Paterson's Opportunity to Step it Up
Monday, March 1st, 2010
That morning, heads were shaking across the city and the Web, and, within days, questions arose. Just three weeks after the news broke of his rumored affair with an upstate mistress, and just over a month after his 15-year-old son’s arrest for gambling, the Paterson rumor mill sprang into action once again. By mid-week, with David Johnson, the governor's closest advisor and lauded protegee, accused of domestic violence, allegations of coercion struck Paterson himself. Within hours, the mill ground to a halt as Paterson bowed out of the upcoming gubernatorial race.
Much of the city and state's political elite wants more. Some go so far as to clamor for Paterson's resignation. But his move to halt his campaign may be his smartest one yet, in both the long and short terms.
The long term: It’s evident that Paterson wouldn’t win—not after this deluge of political and personal scandal. Had he run, his campaign, with less than $600,000, was sure to fail, and he would have needed a miracle to piece his reputation back together. For the Democrats in Albany, his bowing out ends up being a sensible move, leaving the door open for Andrew Cuomo, New York’s attorney general. Cuomo’s approval rating has skyrocketed to over 60 percent, and he is now set to enjoy a relatively smooth primary ride, saving his fight for the election.
And the short term: Instead of retreating and licking his wounds until he’s relieved of his duties in January, Paterson is looking at the best opportunity of his career. Finally unburdened, he is free to try to see his plans through without having to navigate disparate, often conflicting political allegiances. Paterson's last hour could prove his most fruitful.

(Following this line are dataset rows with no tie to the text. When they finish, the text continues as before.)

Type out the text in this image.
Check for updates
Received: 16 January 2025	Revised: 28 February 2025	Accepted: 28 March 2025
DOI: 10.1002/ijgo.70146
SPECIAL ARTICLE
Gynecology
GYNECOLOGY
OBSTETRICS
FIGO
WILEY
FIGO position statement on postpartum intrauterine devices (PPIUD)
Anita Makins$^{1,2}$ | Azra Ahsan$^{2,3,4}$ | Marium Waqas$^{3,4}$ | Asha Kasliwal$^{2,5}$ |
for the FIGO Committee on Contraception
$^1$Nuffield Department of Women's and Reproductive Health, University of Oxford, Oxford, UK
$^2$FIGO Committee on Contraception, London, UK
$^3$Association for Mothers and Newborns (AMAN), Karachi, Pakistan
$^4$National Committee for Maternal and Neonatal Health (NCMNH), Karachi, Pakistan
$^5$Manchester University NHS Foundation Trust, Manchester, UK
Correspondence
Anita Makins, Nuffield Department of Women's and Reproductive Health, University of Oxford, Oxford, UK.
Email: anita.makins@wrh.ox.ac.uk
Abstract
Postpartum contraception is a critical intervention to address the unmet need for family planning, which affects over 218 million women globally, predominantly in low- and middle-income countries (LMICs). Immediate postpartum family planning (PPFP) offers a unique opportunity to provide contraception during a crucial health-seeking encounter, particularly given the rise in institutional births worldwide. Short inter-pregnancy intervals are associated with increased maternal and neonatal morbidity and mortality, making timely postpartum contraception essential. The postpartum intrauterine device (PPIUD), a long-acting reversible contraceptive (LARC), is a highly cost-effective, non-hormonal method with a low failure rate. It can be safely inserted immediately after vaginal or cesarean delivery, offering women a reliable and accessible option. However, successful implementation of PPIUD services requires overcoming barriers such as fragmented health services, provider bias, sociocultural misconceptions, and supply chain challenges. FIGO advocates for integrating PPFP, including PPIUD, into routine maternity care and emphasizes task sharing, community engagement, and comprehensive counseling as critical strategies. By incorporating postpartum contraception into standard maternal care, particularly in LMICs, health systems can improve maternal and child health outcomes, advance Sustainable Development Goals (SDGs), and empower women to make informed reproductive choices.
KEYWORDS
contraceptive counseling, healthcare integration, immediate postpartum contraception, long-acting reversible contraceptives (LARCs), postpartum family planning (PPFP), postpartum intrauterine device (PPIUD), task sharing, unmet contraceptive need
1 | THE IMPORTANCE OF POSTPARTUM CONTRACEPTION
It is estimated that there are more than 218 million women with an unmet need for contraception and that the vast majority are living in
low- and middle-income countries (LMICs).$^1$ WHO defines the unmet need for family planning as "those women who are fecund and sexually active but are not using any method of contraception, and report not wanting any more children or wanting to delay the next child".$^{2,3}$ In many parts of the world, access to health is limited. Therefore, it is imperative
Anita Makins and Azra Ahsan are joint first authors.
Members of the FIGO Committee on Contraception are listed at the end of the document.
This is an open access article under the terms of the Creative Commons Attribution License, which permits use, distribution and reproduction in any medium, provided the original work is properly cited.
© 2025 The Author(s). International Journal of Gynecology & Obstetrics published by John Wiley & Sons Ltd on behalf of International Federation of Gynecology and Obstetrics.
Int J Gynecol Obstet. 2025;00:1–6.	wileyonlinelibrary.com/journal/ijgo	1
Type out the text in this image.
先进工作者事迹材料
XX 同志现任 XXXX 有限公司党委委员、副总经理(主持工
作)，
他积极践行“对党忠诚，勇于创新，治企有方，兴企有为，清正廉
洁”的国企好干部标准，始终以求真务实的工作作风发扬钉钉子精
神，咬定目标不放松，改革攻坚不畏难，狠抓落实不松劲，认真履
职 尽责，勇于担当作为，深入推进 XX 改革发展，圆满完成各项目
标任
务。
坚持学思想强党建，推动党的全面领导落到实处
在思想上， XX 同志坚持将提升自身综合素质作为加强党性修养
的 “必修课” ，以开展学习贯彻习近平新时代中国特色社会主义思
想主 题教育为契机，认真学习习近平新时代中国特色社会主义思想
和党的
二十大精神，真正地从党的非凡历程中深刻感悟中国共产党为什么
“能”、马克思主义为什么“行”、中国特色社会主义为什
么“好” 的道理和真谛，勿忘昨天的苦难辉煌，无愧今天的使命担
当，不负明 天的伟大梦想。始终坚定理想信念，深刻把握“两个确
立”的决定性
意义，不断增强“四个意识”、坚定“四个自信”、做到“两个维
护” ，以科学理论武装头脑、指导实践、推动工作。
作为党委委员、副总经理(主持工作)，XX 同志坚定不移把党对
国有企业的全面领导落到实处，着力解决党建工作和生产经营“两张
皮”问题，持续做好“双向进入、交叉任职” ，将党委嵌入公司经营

Sure, the to-do list is long. Remember that gay marriage bill? Now is the time to push it through. And the contract to turn Aqueduct into a 'racino?' Bring on the slots!
Though some may not like Paterson's financial moves—his school budget cuts, along with his proposed fees for early-intervention programs—he has shown a rare willingness to brave the state’s fiscal challenge. Now is the time, in short, to try new ideas that, if he were dreaming of another four years in the governor’s mansion, he may have shied away from.
Paterson also has the chance to bring a little dignity back to Albany and to win back his supporters. The years of political pandering and childish bickering have alienated the public. Paterson, now able to bypass much of the political back-scratching, can help Albany gain traction without worrying about stepping on toes. He can renew his allegiance to his African-American supporters, a vital and essential populace for New York's government.
Politicians have a duty to serve the public, but too often the lure of reelection leaves them overly cautious and fearful. Perhaps we'll find that the strongest politician is one set free.